We finally left for (our other) home around 7:45, having been at the new house for about eight hours. I'm pleased to report that it's even better than we had hoped. We were struck by how sunny the house is; all day long, the light in the living room was abundant and pleasant. Your eye is naturally drawn outside to the deck, which makes the room seem a lot bigger. (The deck is crying out for flowerboxes full of geraniums; I can see them so vividly in my mind's eye that the deck looks bare without them.) We've decided to use the room in the way it was designed to be used: We'll have a combination living/dining room, because the window under which the dining room table will go faces south, and it would be such a pleasant place to sit and read the Sunday papers . . .

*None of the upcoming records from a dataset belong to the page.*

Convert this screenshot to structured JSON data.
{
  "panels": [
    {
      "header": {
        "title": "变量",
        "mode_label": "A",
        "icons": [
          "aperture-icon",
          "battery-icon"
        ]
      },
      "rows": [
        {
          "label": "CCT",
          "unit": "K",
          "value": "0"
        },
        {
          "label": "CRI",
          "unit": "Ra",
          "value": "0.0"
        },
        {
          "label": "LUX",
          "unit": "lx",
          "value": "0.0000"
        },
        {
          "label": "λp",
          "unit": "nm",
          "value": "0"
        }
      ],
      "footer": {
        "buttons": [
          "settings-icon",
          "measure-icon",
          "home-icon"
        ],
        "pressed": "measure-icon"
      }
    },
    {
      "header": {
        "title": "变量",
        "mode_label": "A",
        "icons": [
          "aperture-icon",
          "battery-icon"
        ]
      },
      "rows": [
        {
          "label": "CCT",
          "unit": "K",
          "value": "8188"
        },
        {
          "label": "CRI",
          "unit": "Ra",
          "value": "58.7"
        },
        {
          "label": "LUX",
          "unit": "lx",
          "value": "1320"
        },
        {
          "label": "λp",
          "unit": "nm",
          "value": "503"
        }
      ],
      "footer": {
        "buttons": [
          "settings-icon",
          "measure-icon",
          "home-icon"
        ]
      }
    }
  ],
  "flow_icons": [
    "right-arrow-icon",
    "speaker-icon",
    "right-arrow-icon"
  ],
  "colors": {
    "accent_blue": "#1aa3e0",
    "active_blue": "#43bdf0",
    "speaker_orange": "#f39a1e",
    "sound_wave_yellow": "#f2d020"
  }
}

And the light coming into my new study is also wonderful. This room is an addition, and they took care with the windows; one of them goes down to desk-level, and the other, although smaller, faces out to the deck. They not only fill the room with light, but they provide great views out into the back yard. (I'm trying to decide what to plant so that I see interesting stuff from those windows.) Before we left, it looked like we'd left a light on somewhere . . . but no, it was just the sunlight pouring in from the study. And the floor is amazing, too; happily enough, it's just the kind of wood I had wanted in the sunroom but we couldn't have because of the weird sunroom subfloor. The walls are painted lavender; we've dubbed the room "the Mackinac Room" because it looks like it could be a sitting room in one of the Victorian cottages on the island. (I'm planning to hang a photo of the bridge as soon as I can possibly find one that will look nice . . . )

The best part, though, were our fortunes from the cookies from Charlie Kang's. (See, Peter, if I don't believe the horoscopes, I can't believe the fortune cookies either, and what fun would that be?) Emma's said, "You will inherit a large sum of money" (which I took as personal good news, figuring it would probably come from us), and mine said, "Your original ideas will get you well-deserved recognition."

Ah, yes. Now I remember: That was the point of moving to Lansing - so that, now that the kids are grown, now that I have a short commute to work, now that I don't need to work in the summer, I will have time to sit and think and actually write up these ideas I keep having . . . in short, so I can have the kind of academic lifestyle I wanted back at Adrian College, and that drew me to the profession in the first place . . .

At the moment, things look pretty good.